Below is a listing of the key components of your W-2 and what they mean to you:

  • Box 1: This your gross income which transfers to line 7 of your 1040 as ‘wages, salaries, tips, etc.’
    • This is generally calculated as your total compensation, less deferrals to retirement accounts (401(k), 403(b)) and Health Savings Accounts (HSAs)). Also included in the value of this box can be payments from exercised stock options, vesting of RSUs, payments of deferred compensation, and other receipts from nonqualified compensation plans.
  • Box 2: This is the total amount of Federal Income Tax withheld from your paychecks over the course of the year.
    • Remember, this amount is only an estimated amount, the purpose of filing your tax return is to determine what you actually owe!
  • Box 3: This field shows the total amount of your wages subject to social security taxes.
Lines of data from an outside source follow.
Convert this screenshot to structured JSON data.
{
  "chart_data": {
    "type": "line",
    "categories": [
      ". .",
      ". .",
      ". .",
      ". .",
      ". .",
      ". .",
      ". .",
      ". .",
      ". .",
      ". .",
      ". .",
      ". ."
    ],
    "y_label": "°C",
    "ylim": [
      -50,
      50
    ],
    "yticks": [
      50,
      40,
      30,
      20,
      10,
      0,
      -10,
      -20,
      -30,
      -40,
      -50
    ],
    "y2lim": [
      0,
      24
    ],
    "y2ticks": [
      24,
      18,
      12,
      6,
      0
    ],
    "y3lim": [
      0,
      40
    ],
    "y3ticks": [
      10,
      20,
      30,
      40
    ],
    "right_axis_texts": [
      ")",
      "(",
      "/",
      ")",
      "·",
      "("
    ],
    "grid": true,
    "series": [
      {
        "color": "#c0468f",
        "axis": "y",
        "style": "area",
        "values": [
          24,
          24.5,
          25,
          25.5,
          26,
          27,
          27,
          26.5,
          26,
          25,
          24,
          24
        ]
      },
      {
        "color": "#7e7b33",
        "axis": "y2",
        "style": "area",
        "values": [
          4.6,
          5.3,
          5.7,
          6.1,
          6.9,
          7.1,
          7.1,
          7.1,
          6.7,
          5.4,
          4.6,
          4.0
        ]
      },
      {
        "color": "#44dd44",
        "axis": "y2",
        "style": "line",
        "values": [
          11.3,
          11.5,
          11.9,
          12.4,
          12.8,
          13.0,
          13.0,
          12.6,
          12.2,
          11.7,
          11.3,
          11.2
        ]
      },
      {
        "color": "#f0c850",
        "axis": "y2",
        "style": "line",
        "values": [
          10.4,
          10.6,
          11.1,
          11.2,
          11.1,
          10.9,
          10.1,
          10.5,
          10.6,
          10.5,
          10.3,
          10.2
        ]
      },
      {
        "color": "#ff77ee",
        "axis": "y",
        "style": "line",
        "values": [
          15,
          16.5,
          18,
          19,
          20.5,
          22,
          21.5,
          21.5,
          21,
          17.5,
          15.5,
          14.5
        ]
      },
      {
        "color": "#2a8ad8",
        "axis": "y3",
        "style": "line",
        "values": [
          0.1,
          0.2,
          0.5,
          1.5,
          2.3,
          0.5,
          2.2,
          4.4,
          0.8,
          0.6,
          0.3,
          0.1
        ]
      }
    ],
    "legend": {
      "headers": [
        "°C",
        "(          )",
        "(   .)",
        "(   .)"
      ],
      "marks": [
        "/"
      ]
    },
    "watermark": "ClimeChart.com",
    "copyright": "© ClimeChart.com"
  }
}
If the amount in Box 5 is over $127,200 (the 2017 wage limit), then this box will show $127,200.
    • Remember, retirement plan contributions ARE subject to Social Security and Medicare taxes, but are deferred from federal income tax until withdrawn from the account.
    • If you do not pay into social security because you are covered by a public pension (i.e. teachers in certain states) you may see a zero in this box.
    • HSA contributions are not subject to Social Security taxes OR Medicare taxes if deferred through your payroll or paid by your employer, hence these amounts will not be includable in the values shown in Boxes 1, 3 or 5.
  • Box 4: Amount of Social Security taxes withheld from your paycheck, also known as the Old Age, Survivors and Disability Income taxes (OASDI).
    • Calculated as 6.2% of the amount in box 3.
  • Box 5: Shows your compensation subject to Medicare taxes
    • Generally, this is a total of all your compensation.
  • Box 6: Amount of Medicare tax withheld from your paycheck
    • Calculated as 1.45% of the amount in Box 5.
    • Wages over $200k (single) and $250k (joint) are subject to an additional Medicare tax of 0.9%.

Boxes 11, 12, 13 and 14 generally relate to employee benefits and retirement plans.

  • Box 11: Shows total compensation paid from a nonqualified deferred compensation plan.
  • Box 12: Can contain multiple codes that represent a myriad of numbers, the most common are as follows:
    • Code C – taxable cost of group life insurance over $50,000
    • Code D/E/G – employee deferrals into a 401(k) plan/403(b) plan/457(b) deferred compensation plan
    • Code V – income from stock option exercise
    • Code W – employer contributions into HSA accounts (includes employee deferral amount, if applicable)
    • Codes AA/BB – employee deferrals into a ROTH 401(k)/403(b) plan
    • Code DD – nontaxable cost your employer paid towards your health insurance
  • Box 13: Indicates an employee’s eligibility for participation in an employer’s retirement plan. This informs your tax preparer that certain limitations may apply to the deductibility of IRA contributions.
  • Box 14: This is where your employer may report other information pertinent to preparing your tax return.
  • Boxes 16-20: This shows state and local wages that you earned during the year and the applicable state to which the earnings pertain to. It will also show how much tax was withheld and remitted to each state/local jurisdiction. If your job required travel to more than one state, you may receive multiple W-2 forms, one for each qualifying jurisdiction.

Hopefully after reading this, you’ll look at your W-2 in a new light. At the very least you should have a better understanding of what the numbers and codes mean to you and how they affect your tax return.

This information is not intended to be a substitute for specific individualized tax advice. We suggest that you discuss your specific tax issues with a qualified tax advisor.US Wealth Management, US Wealth Management New Haven, US Financial Advisors and LPL Financial do not offer tax advice or services.